SF: You describe Emaciator's early intentions as "anonymity and early industrial / power electronics", as opposed to present intentions of "progression; evolution; hybrids; drone / meditation, etc..." What has influenced you into thinking differently about your art in this time of transition?
JB: After a while I realized it was dumb, immature, and regressive for me to be playing any sort of variation on the dead horse of 'power electronics.' I wanted to do something with lasting depth, while also suggesting progress; it just began to happen naturally.

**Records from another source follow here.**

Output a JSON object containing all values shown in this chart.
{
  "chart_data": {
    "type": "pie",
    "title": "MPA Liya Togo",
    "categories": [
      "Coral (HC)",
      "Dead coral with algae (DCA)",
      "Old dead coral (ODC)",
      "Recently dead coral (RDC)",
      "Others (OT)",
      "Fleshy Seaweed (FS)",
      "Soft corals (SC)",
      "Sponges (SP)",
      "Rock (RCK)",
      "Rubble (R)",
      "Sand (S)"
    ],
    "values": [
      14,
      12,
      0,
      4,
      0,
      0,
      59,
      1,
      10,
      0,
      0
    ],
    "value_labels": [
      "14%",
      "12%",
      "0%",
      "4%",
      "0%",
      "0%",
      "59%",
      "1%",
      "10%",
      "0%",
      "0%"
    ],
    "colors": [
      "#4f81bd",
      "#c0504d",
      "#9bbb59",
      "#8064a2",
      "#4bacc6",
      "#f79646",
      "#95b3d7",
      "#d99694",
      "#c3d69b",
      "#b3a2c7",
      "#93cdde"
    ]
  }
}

About four years ago you released a cassette on Josh Rose's rundownsun label and you've also collaborated with Sam Mckinlay in the supergroup Black Air. How were these Vancouver connections spawned and how boundless is your relationship with the city?

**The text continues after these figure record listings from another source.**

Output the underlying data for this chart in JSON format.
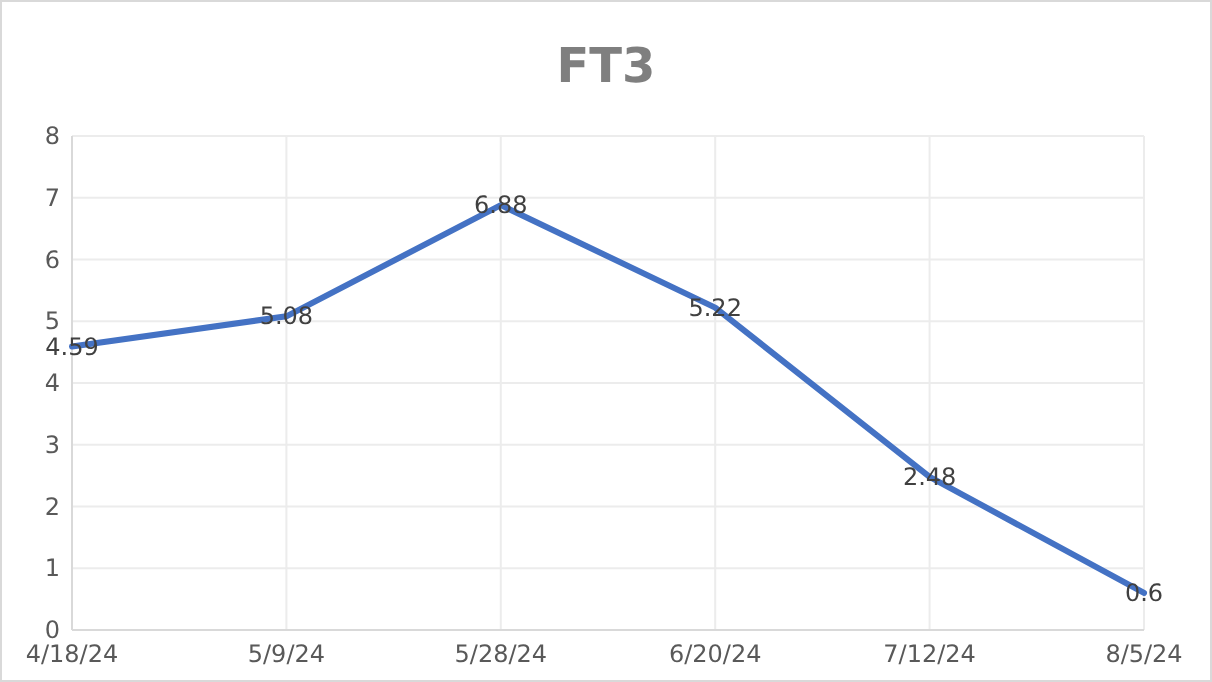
{
  "chart_data": {
    "type": "line",
    "title": "FT3",
    "categories": [
      "4/18/24",
      "5/9/24",
      "5/28/24",
      "6/20/24",
      "7/12/24",
      "8/5/24"
    ],
    "series": [
      {
        "color": "#4472c4",
        "values": [
          4.59,
          5.08,
          6.88,
          5.22,
          2.48,
          0.6
        ]
      }
    ],
    "ylim": [
      0,
      8
    ],
    "yticks": [
      0,
      1,
      2,
      3,
      4,
      5,
      6,
      7,
      8
    ],
    "grid": true,
    "data_labels": true,
    "marker": "none",
    "line_style": "solid"
  }
}
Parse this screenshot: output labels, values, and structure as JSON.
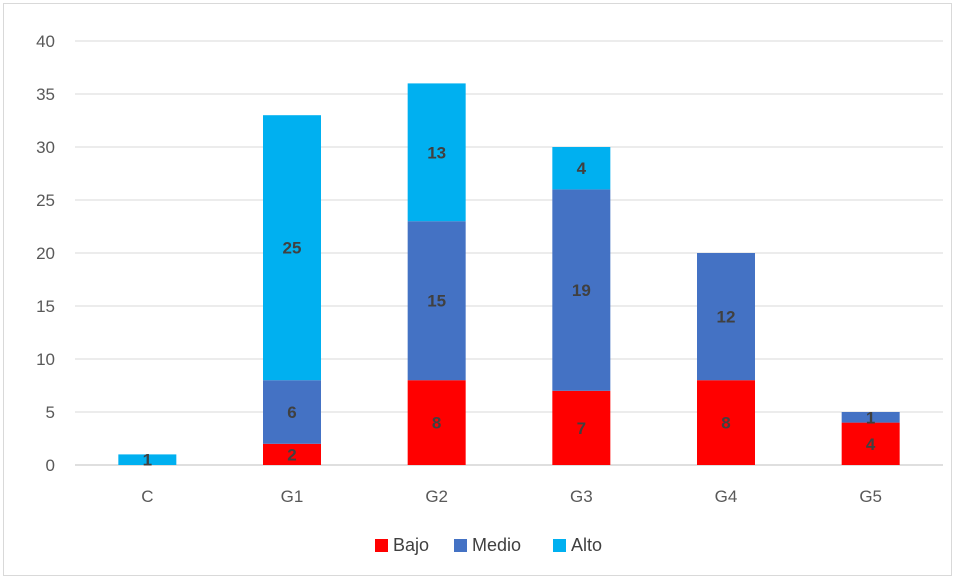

Unfortunately I haven't had any contact with Sam or Josh for a while now; they're both good guys, though, and Sam is one of few people left incorporating great ideas into 'the harsh noise object.' I think I met both of them through the usual channels of mutual appreciation, trading, etc. I've been to Vancouver a few times and have always had a good experience within the city. I definitely need to go back sometime.

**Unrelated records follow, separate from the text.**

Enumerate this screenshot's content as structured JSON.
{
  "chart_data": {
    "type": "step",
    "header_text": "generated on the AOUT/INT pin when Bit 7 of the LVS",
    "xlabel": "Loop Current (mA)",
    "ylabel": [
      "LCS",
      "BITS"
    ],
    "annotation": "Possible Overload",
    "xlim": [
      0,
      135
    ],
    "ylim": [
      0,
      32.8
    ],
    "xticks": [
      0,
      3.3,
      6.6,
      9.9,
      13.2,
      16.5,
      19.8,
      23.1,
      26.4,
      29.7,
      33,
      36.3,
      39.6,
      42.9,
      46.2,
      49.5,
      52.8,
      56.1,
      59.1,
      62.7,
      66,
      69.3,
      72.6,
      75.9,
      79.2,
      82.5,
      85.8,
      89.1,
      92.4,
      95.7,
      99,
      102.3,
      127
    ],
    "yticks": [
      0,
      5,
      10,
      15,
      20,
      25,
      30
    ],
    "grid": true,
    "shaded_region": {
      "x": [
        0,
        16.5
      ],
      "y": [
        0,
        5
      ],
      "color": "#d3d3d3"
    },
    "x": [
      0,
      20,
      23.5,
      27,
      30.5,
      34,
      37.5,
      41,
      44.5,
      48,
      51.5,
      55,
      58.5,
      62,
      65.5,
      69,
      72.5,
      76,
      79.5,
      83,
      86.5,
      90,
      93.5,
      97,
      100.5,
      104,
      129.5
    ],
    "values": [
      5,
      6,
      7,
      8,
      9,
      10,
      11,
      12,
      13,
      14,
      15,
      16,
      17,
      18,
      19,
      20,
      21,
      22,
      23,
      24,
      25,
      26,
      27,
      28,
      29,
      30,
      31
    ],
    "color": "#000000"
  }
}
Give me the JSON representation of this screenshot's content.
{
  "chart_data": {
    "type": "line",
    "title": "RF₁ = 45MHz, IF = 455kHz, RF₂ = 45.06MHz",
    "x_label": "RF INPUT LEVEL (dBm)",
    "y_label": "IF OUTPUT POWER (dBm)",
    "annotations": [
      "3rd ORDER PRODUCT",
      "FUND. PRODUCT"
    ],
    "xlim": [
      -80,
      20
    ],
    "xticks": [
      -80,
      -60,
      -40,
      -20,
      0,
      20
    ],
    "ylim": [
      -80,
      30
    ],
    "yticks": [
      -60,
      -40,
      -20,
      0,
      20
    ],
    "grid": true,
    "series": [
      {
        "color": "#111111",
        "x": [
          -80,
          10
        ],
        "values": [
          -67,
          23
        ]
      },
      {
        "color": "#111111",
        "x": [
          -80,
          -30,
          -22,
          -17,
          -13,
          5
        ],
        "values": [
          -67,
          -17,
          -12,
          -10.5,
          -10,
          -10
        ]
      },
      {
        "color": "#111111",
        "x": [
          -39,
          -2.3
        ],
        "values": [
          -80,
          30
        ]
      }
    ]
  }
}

You've performed live extensively through the east and west coasts of the US. What has been your experience with the live setting? Any interesting stories while on tour?
I go back and forth with this -- sometimes I like it, sometimes I don't; there are a lot of factors that vary from one show to another. It took me a long time to embrace the uncertainty and accept the fact that the live set is never perfect. However, I will always be most comfortable in the studio.
As for tour stories: getting verbally berated as 'performance art' in front of a crowd in Minneapolis just for doing something that someone else didn't agree with is the experience that best stands out. Too bad I didn't get to join the fight that erupted.
Of the growing number of Emaciator satellite projects, your collaboration with Shannon Kennedy is no doubt perennial. What has made Pedestrian Deposit a lasting musical force?
Stubbornness, possibly. I don't think I can accurately answer this question. With that said, though, P.D. is the only project I'm interested in doing at this point; both of us are very interested in combining hybrids from several genres of music that influence us. I view my other projects as examinations into specific interests; very streamlined, more temporary for one reason or another.
Almost all of your releases, including those you release on your own label, are cassettes. What draws you to the analog format? Do you feel as though tapes make as much of a lasting impact as other formats?
When I started, it was a matter of financial convenience to do tapes. I also wanted to push the format into uncharted territory distribution-wise, but that was unsuccessful. Now, it is obsession -- I probably listen to cassettes more often than any other format, and have for years.
I certainly hope that tapes have some sort of a lasting impact, as they do for me. But some people cannot be changed. It frustrates me when more traditionally-minded people view tape releases as 'temporary.' CD-r's strike me as temporary, and downloads even more so. This is part of my goal with Monorail, to change this mindset -- and I will continue to strive for it.